Article Preview
Top1. Introduction
The high rate of crime and violence among people is considered the third leading cause of death in 53 countries according to the report of the World Health Organization (WHO) European Region (Sethi et al., 2010). These alarming rates force governments to try to find solutions for such dangerous problems. Video surveillance systems are used for analyzing the objects behavior (Amira & Zagrouba, 2018). It involves object classification to understand the events (normal or abnormal) in videos. Abnormal activity detection plays a crucial role in surveillance applications (Huang et al., 2017; Wang et al., 2018; Cosar et al., 2017; Lloyd et al., 2017; Tripathi et al., 2019). The large-scale presence of surveillance systems is a real source of inspiration for the development of an automated system to detect problems of anti-social behavior such as vandalism, fights, gun killings, etc. In most current surveillance systems, monitoring depends on the existence of a human element. This makes monitoring a very challenging task. In addition, it is labor-intensive and prone to errors. These traditional systems have many problems such as weak security, low intelligence, high cost, and poor stability. Most of these systems are based on human operators. It is difficult for these operators to watch and analyze all the dangerous situations, especially with the long observation periods and a large number of cameras (Research, 2003). The reports included in (Research, 2003; Cohen et al., 2009; Dadashi, 2008) confirm that the Closed-Circuit Television (CCTV) operator suffers from video blindness after 20 to 40 minutes of active monitoring. In the last two decades, researchers and professionals of the industry have devoted their studies to develop surveillance systems that discover suspicious actions (Zhou & Tan, 2010; Liwei et al., 2010; Kishore et al., 2012; Mandrupkar et al., 2013). Automation is required in complex situations to reduce the workload of the human operator and improve the performance. Hence, surveillance systems still require intervention, improvement, and conversion from traditional surveillance systems to intelligent and smart systems (Shah et al., 2007; Tian et al., 2008). There is no human intervention at all in IVSS. The smart surveillance system automatically triggers an alert if any suspicious action or any illegal activity occurs. Accordingly, the operator focuses his attention only on the video feed and takes the convenient action.

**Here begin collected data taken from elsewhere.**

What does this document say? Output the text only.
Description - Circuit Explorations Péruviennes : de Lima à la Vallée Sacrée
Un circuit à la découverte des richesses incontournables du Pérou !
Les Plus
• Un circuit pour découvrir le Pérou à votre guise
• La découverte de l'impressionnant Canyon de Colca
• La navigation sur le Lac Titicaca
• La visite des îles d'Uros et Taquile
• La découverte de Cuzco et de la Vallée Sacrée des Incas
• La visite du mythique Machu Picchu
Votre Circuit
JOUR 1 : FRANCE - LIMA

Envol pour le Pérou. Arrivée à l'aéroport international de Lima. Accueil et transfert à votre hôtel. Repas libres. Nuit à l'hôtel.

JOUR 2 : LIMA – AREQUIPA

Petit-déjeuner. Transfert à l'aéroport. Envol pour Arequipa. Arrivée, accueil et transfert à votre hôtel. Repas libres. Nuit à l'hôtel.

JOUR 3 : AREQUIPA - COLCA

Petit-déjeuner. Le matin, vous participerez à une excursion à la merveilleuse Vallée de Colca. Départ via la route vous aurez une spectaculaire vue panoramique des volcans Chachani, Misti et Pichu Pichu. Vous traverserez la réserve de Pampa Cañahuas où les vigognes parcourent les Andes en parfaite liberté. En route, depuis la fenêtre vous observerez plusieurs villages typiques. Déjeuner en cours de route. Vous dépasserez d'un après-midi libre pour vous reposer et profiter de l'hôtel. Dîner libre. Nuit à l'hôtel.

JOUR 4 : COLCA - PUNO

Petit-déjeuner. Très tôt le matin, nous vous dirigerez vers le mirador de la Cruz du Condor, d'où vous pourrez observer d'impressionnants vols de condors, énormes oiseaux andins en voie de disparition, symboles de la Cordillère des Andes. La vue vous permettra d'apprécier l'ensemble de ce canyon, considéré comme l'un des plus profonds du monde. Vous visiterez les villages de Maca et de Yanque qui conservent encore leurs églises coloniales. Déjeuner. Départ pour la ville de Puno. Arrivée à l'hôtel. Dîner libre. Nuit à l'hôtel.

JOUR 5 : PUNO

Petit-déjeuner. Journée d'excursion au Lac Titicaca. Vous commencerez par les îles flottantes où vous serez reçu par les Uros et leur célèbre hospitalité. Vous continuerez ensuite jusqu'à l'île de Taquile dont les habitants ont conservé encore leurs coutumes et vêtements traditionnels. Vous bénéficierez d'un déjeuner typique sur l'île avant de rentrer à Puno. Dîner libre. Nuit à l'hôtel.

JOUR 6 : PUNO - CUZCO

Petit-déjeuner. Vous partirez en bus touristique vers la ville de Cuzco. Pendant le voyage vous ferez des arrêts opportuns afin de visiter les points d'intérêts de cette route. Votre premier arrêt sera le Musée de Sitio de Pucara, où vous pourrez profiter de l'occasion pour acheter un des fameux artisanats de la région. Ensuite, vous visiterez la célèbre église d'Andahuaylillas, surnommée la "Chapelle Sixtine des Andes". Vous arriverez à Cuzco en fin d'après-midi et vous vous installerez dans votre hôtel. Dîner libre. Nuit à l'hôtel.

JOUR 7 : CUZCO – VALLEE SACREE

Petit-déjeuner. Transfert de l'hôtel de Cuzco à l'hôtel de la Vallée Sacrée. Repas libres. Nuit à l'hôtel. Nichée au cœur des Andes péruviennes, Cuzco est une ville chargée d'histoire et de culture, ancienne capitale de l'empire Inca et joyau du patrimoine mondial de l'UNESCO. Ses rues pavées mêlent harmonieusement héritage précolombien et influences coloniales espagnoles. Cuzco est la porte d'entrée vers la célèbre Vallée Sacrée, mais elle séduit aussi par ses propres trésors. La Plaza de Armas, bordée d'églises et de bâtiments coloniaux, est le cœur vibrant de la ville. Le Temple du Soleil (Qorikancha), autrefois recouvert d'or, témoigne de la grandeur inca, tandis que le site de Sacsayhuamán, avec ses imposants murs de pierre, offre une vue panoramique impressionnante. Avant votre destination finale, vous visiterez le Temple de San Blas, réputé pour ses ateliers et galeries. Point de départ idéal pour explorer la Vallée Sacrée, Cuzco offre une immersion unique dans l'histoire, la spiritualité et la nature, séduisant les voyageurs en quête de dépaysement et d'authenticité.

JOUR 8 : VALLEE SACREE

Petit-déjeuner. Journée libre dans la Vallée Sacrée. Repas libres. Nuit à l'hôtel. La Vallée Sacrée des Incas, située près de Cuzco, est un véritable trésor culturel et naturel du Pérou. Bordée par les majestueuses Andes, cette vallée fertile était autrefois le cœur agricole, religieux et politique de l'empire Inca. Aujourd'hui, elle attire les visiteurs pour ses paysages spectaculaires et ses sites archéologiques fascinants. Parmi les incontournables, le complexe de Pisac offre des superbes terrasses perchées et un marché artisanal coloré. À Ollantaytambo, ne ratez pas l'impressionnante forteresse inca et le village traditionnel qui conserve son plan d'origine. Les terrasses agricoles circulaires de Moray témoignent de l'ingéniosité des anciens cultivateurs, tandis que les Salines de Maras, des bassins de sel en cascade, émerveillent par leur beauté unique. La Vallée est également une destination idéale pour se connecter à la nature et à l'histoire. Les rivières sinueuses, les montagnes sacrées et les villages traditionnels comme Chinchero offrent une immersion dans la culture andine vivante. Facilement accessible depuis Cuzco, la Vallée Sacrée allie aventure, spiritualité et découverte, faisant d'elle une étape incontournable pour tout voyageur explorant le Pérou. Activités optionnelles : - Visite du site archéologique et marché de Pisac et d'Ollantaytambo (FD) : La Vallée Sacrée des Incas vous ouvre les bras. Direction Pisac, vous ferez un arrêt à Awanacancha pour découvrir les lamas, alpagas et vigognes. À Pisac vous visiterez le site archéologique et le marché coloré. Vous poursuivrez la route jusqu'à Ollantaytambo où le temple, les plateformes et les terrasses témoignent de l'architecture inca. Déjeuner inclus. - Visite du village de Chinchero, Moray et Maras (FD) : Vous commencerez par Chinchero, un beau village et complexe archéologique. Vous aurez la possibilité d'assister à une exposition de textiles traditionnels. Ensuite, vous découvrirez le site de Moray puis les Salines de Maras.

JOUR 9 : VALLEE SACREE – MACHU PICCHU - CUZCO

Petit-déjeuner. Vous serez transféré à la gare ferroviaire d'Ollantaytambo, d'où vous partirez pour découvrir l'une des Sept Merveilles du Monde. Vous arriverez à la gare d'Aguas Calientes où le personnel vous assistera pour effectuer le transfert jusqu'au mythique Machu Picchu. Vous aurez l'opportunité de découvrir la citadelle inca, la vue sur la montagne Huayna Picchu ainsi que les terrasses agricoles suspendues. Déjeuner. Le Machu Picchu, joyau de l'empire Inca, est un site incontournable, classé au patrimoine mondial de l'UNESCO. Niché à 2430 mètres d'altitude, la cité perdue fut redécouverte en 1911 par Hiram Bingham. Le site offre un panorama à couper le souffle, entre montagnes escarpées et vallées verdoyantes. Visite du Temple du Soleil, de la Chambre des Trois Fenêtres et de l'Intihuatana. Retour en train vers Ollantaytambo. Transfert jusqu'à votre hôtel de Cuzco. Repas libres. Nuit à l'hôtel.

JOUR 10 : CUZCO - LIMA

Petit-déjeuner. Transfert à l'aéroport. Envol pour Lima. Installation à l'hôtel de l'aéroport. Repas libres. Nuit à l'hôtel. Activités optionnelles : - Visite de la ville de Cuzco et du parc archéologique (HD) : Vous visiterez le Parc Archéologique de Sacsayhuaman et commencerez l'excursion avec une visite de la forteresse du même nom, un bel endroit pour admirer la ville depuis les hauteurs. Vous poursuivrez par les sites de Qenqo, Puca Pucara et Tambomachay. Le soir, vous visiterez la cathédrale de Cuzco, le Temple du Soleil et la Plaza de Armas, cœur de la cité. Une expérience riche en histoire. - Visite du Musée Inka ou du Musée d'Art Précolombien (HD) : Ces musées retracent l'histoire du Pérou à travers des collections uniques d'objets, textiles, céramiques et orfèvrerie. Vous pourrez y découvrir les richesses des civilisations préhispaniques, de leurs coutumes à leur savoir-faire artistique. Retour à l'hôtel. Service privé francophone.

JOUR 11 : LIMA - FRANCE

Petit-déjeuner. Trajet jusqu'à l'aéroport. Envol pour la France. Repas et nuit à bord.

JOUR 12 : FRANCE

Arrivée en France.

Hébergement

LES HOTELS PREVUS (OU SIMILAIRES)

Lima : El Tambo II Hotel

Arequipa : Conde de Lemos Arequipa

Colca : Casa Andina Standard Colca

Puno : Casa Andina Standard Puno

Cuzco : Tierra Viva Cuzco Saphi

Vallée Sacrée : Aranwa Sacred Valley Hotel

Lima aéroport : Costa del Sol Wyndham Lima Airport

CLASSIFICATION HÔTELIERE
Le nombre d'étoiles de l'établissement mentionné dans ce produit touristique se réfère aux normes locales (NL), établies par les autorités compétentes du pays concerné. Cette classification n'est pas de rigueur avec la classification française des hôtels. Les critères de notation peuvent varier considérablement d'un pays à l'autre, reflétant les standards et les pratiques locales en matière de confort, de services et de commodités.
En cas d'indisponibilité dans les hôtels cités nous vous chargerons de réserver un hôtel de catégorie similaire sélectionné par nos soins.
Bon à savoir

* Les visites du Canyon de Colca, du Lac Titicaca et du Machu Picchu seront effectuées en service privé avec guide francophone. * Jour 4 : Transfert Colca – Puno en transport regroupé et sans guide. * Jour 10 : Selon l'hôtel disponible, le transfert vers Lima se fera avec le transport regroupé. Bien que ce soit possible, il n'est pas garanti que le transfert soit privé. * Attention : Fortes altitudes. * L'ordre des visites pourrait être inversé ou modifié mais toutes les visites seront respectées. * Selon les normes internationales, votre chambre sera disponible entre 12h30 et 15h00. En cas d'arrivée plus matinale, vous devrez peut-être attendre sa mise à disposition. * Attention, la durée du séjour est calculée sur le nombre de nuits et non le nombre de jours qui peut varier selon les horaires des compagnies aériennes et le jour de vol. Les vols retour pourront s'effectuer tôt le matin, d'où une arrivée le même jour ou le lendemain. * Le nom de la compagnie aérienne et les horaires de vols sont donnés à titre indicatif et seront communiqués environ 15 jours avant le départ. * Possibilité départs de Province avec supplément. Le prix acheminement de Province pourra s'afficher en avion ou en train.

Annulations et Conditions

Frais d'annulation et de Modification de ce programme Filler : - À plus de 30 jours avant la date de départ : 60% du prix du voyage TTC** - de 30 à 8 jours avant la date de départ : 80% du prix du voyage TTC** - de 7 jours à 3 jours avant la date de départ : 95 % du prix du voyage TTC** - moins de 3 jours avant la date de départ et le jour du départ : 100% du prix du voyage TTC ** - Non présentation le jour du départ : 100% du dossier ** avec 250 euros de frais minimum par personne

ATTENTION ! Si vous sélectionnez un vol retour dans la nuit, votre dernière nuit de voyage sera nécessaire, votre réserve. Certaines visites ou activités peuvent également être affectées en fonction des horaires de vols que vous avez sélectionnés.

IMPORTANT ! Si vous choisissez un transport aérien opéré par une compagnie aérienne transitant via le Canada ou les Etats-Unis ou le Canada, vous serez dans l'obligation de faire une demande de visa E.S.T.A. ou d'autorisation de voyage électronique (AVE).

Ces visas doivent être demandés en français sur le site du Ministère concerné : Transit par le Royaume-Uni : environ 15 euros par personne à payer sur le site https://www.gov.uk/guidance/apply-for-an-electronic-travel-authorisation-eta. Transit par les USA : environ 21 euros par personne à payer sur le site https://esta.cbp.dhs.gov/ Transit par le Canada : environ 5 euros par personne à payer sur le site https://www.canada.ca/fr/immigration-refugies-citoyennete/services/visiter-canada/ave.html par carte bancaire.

The goal of the proposed approach is to design a system capable of automatically detect the presence of dangerous firearms especially, guns and pistols in real-time in the CCTV images. The proposed approach uses the Convolutional Neural Network (CNN) trained to determine the presence of the guns. CNN is a DL algorithm (Abdelouahab et al., 2018). DL is a subfield of machine learning. It is a technique that educates computers to perform what humans do naturally. Recently, with the emergence and successful deployment of DL techniques in image classification, researchers have emigrated from traditional techniques to DL techniques. DL has recently enriched its high ability in detection and classification. It has the ability to detect the dominant features automatically rather not manually (Tiwari & Verma, 2015; Halima & Hosam, 2016; Tiwari & Verma, 2015; Sheen et al., 2001; Xue et al., 2002; Li et al., 2008). This is the main reason prompted us to use it in our proposed approach. Nevertheless, DL suffers from two drawbacks: first, it requires very large datasets. Second, it needs high-performance computing resources. In order to overcome these two constraints. TL through fine-tuning is employed in the proposed approach. It is the improvement of learning in a new task through the transfer of knowledge from a learned task. TL means re-utilizing the knowledge learned from one problem to another one (Torrey & Shavlik, 2009). Network weights are initialized randomly if a network training is from scratch. However, the weights are initially set to the weights of the pre-trained network if fine-tuning is used. TL technique seeks to save time and get better performance. Figure 1 explains how TL improves the training performance rate.